A brick falls off a scaffold at a height of 80meters above the ground.
Calculate the magnitude of its velocity when it hits the ground.
Air friction is significant. Ignoring that,
PE at top=KE at bottom
mgh=1/2 m v^2
v=sqrt(2*9.8*80)
To calculate the magnitude of the velocity when the brick hits the ground, we can use the equations of motion and the principle of conservation of energy.
First, let's determine the initial velocity of the brick when it falls from a height of 80 meters. Assuming there is no initial vertical velocity and neglecting air resistance, the initial velocity can be considered as zero.

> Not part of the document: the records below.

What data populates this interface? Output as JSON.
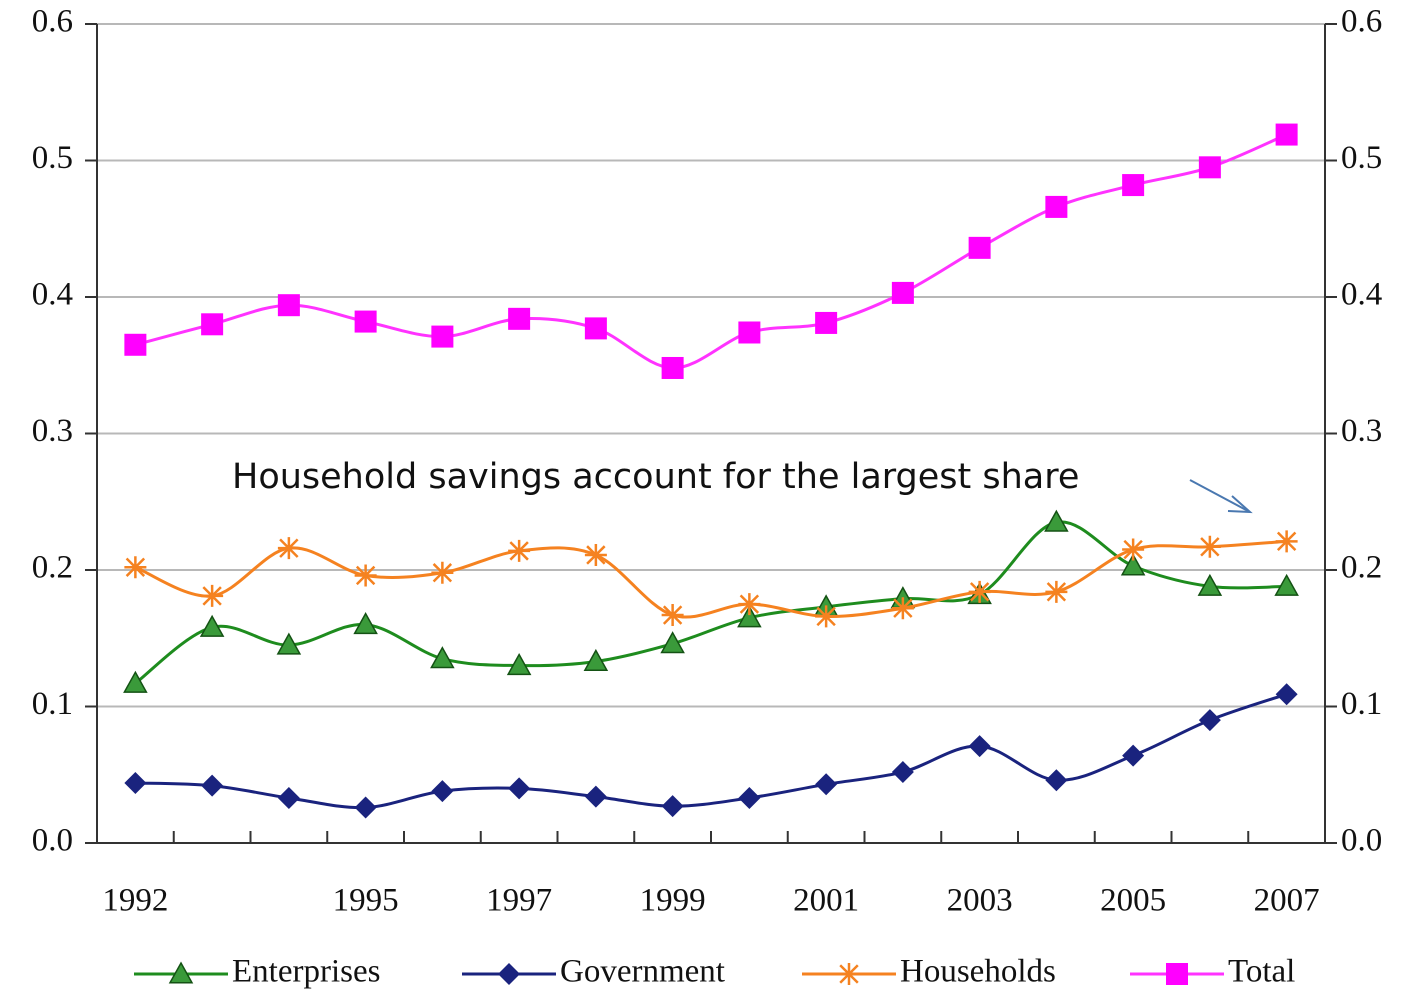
{
  "chart_data": {
    "type": "line",
    "annotation": "Household savings account for the largest share",
    "categories": [
      "1992",
      null,
      null,
      "1995",
      null,
      "1997",
      null,
      "1999",
      null,
      "2001",
      null,
      "2003",
      null,
      "2005",
      null,
      "2007"
    ],
    "series": [
      {
        "name": "Enterprises",
        "color": "#1e8c1e",
        "marker": "triangle",
        "marker_color": "#3a9a3a",
        "values": [
          0.117,
          0.158,
          0.145,
          0.16,
          0.135,
          0.13,
          0.133,
          0.146,
          0.165,
          0.173,
          0.179,
          0.182,
          0.235,
          0.203,
          0.188,
          0.188
        ]
      },
      {
        "name": "Government",
        "color": "#1a237e",
        "marker": "diamond",
        "marker_color": "#1a237e",
        "values": [
          0.044,
          0.042,
          0.033,
          0.026,
          0.038,
          0.04,
          0.034,
          0.027,
          0.033,
          0.043,
          0.052,
          0.071,
          0.046,
          0.064,
          0.09,
          0.109
        ]
      },
      {
        "name": "Households",
        "color": "#f58220",
        "marker": "asterisk",
        "marker_color": "#f58220",
        "values": [
          0.202,
          0.181,
          0.216,
          0.196,
          0.198,
          0.214,
          0.211,
          0.167,
          0.175,
          0.166,
          0.172,
          0.184,
          0.184,
          0.215,
          0.217,
          0.221
        ]
      },
      {
        "name": "Total",
        "color": "#ff33ff",
        "marker": "square",
        "marker_color": "#ff00ff",
        "values": [
          0.365,
          0.38,
          0.394,
          0.382,
          0.371,
          0.384,
          0.377,
          0.348,
          0.374,
          0.381,
          0.403,
          0.436,
          0.466,
          0.482,
          0.495,
          0.519
        ]
      }
    ],
    "ylim": [
      0,
      0.6
    ],
    "yticks": [
      {
        "value": 0,
        "label": "0.0"
      },
      0.1,
      0.2,
      0.3,
      0.4,
      0.5,
      0.6
    ],
    "y2lim": [
      0,
      0.6
    ],
    "y2ticks": [
      {
        "value": 0,
        "label": "0.0"
      },
      0.1,
      0.2,
      0.3,
      0.4,
      0.5,
      0.6
    ],
    "grid": true,
    "legend": "bottom"
  }
}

Next, we can use the equation of motion for vertical free-fall:
v^2 = u^2 + 2as
where:
- v is the final velocity (which is what we want to find)
- u is the initial velocity (which is 0 in this case)

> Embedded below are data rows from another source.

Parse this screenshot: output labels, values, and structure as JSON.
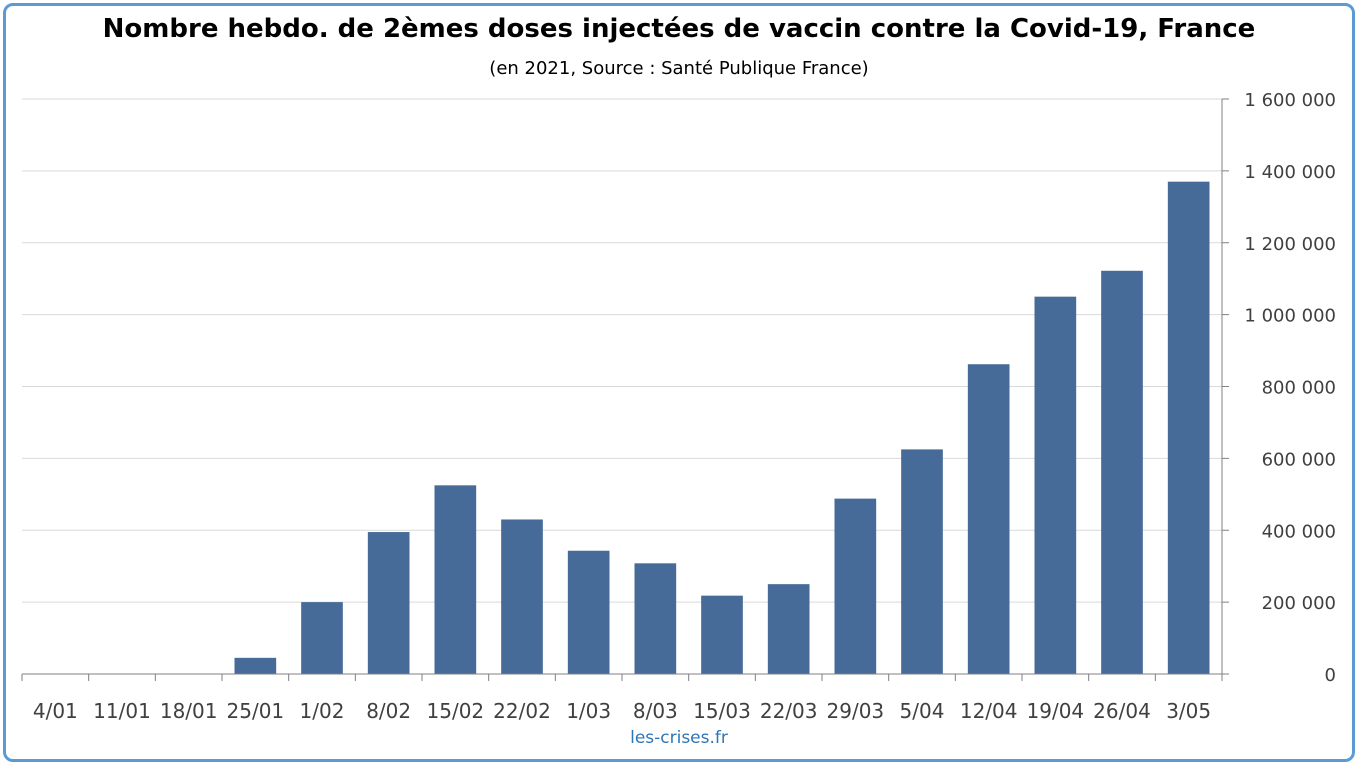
{
  "chart_data": {
    "type": "bar",
    "title": "Nombre hebdo. de 2èmes doses injectées de vaccin contre la Covid-19, France",
    "subtitle": "(en 2021, Source : Santé Publique France)",
    "source_note": "les-crises.fr",
    "xlabel": "",
    "ylabel": "",
    "categories": [
      "4/01",
      "11/01",
      "18/01",
      "25/01",
      "1/02",
      "8/02",
      "15/02",
      "22/02",
      "1/03",
      "8/03",
      "15/03",
      "22/03",
      "29/03",
      "5/04",
      "12/04",
      "19/04",
      "26/04",
      "3/05"
    ],
    "values": [
      0,
      0,
      0,
      45000,
      200000,
      395000,
      525000,
      430000,
      343000,
      308000,
      218000,
      250000,
      488000,
      625000,
      862000,
      1050000,
      1122000,
      1370000
    ],
    "ylim": [
      0,
      1600000
    ],
    "yticks": [
      0,
      200000,
      400000,
      600000,
      800000,
      1000000,
      1200000,
      1400000,
      1600000
    ],
    "ytick_labels": [
      "0",
      "200 000",
      "400 000",
      "600 000",
      "800 000",
      "1 000 000",
      "1 200 000",
      "1 400 000",
      "1 600 000"
    ],
    "y_axis_side": "right",
    "grid": true,
    "legend": "none",
    "bar_color": "#466b98"
  }
}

- a is the acceleration due to gravity (approximately 9.8 m/s^2)
- s is the displacement (which is -80 meters, considering downward as negative)

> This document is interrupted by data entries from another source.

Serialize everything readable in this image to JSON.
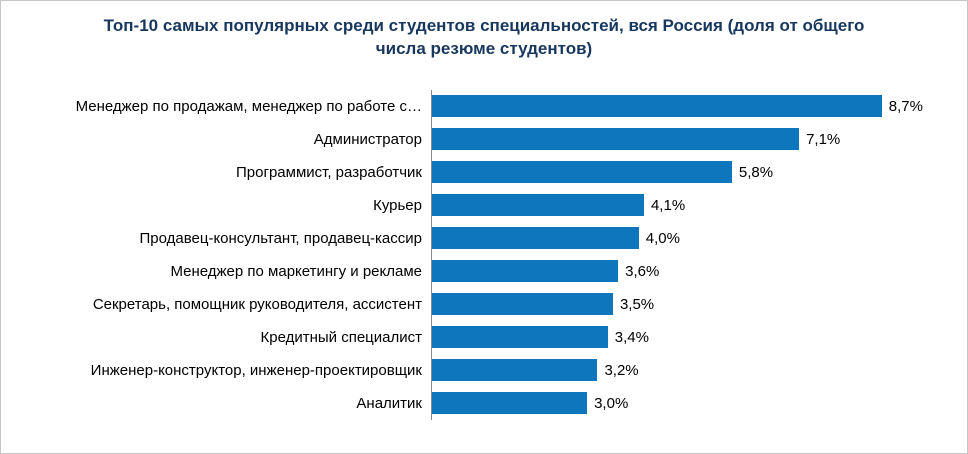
{
  "chart_data": {
    "type": "bar",
    "orientation": "horizontal",
    "title": "Топ-10 самых популярных среди студентов специальностей, вся Россия (доля от общего числа резюме студентов)",
    "categories": [
      "Менеджер по продажам, менеджер по работе с…",
      "Администратор",
      "Программист, разработчик",
      "Курьер",
      "Продавец-консультант, продавец-кассир",
      "Менеджер по маркетингу и рекламе",
      "Секретарь, помощник руководителя, ассистент",
      "Кредитный специалист",
      "Инженер-конструктор, инженер-проектировщик",
      "Аналитик"
    ],
    "values": [
      8.7,
      7.1,
      5.8,
      4.1,
      4.0,
      3.6,
      3.5,
      3.4,
      3.2,
      3.0
    ],
    "value_labels": [
      "8,7%",
      "7,1%",
      "5,8%",
      "4,1%",
      "4,0%",
      "3,6%",
      "3,5%",
      "3,4%",
      "3,2%",
      "3,0%"
    ],
    "xlabel": "",
    "ylabel": "",
    "xlim": [
      0,
      10
    ],
    "grid": false,
    "legend": false,
    "bar_color": "#0e76bc"
  }
}
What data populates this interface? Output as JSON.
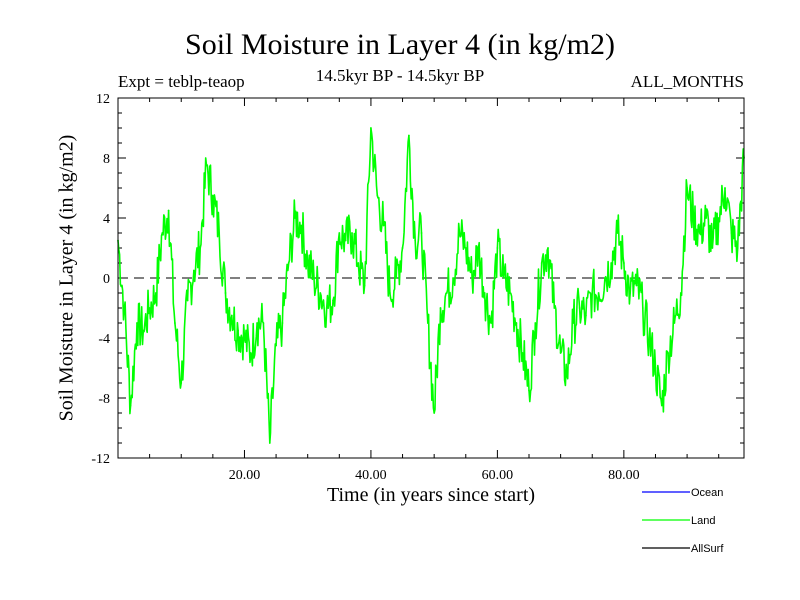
{
  "chart_data": {
    "type": "line",
    "title": "Soil Moisture in Layer 4 (in kg/m2)",
    "experiment": "Expt = teblp-teaop",
    "period": "14.5kyr BP - 14.5kyr BP",
    "months": "ALL_MONTHS",
    "xlabel": "Time (in years since start)",
    "ylabel": "Soil Moisture in Layer 4 (in kg/m2)",
    "xlim": [
      0,
      99
    ],
    "ylim": [
      -12,
      12
    ],
    "xticks": [
      20,
      40,
      60,
      80
    ],
    "xtick_labels": [
      "20.00",
      "40.00",
      "60.00",
      "80.00"
    ],
    "yticks": [
      -12,
      -8,
      -4,
      0,
      4,
      8,
      12
    ],
    "ytick_labels": [
      "-12",
      "-8",
      "-4",
      "0",
      "4",
      "8",
      "12"
    ],
    "reference_line": 0,
    "legend": [
      {
        "name": "Ocean",
        "color": "#0000ff"
      },
      {
        "name": "Land",
        "color": "#00ff00"
      },
      {
        "name": "AllSurf",
        "color": "#000000"
      }
    ],
    "series": [
      {
        "name": "Land",
        "color": "#00ff00",
        "x": [
          0,
          1,
          2,
          3,
          4,
          5,
          6,
          7,
          8,
          9,
          10,
          11,
          12,
          13,
          14,
          15,
          16,
          17,
          18,
          19,
          20,
          21,
          22,
          23,
          24,
          25,
          26,
          27,
          28,
          29,
          30,
          31,
          32,
          33,
          34,
          35,
          36,
          37,
          38,
          39,
          40,
          41,
          42,
          43,
          44,
          45,
          46,
          47,
          48,
          49,
          50,
          51,
          52,
          53,
          54,
          55,
          56,
          57,
          58,
          59,
          60,
          61,
          62,
          63,
          64,
          65,
          66,
          67,
          68,
          69,
          70,
          71,
          72,
          73,
          74,
          75,
          76,
          77,
          78,
          79,
          80,
          81,
          82,
          83,
          84,
          85,
          86,
          87,
          88,
          89,
          90,
          91,
          92,
          93,
          94,
          95,
          96,
          97,
          98,
          99
        ],
        "values": [
          2.5,
          -2,
          -8.5,
          -3,
          -3.5,
          -2,
          -1,
          3,
          4.5,
          -3,
          -7,
          -1.5,
          0.5,
          2,
          7.5,
          5.5,
          3,
          -1,
          -2.5,
          -3.5,
          -4,
          -5,
          -3,
          -3,
          -11,
          -4.5,
          -3,
          1,
          4,
          3.5,
          1,
          0,
          -1,
          -2,
          -1.5,
          3,
          2.5,
          3,
          1,
          -0.5,
          10,
          5.5,
          3.5,
          -1,
          0,
          2,
          9.5,
          2.5,
          3,
          -3,
          -9,
          -2,
          -1,
          0,
          3,
          2,
          0,
          2,
          -1,
          -3,
          2,
          0,
          -1,
          -3,
          -5,
          -7.5,
          -3,
          1,
          2,
          -2,
          -5,
          -6.5,
          -3,
          -2,
          -2.5,
          -1,
          -1,
          0,
          1,
          3,
          1,
          -1,
          -0.5,
          -2,
          -4,
          -6,
          -8.5,
          -5,
          -3,
          -1,
          6,
          4,
          3,
          4,
          2,
          4,
          6,
          3,
          2,
          8
        ]
      }
    ]
  }
}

Plugging in the values, the equation becomes:
v^2 = 0^2 + 2 * 9.8 * (-80)
Simplifying this equation, we get:
v^2 = -1568
Then, taking the square root of both sides of the equation, we find:
v = √(-1568)
Since we are dealing with the magnitude of velocity, we disregard the negative sign. Thus, the magnitude of the velocity when the brick hits the ground is:
v = √1568 m/s, which is approximately 39.6 m/s.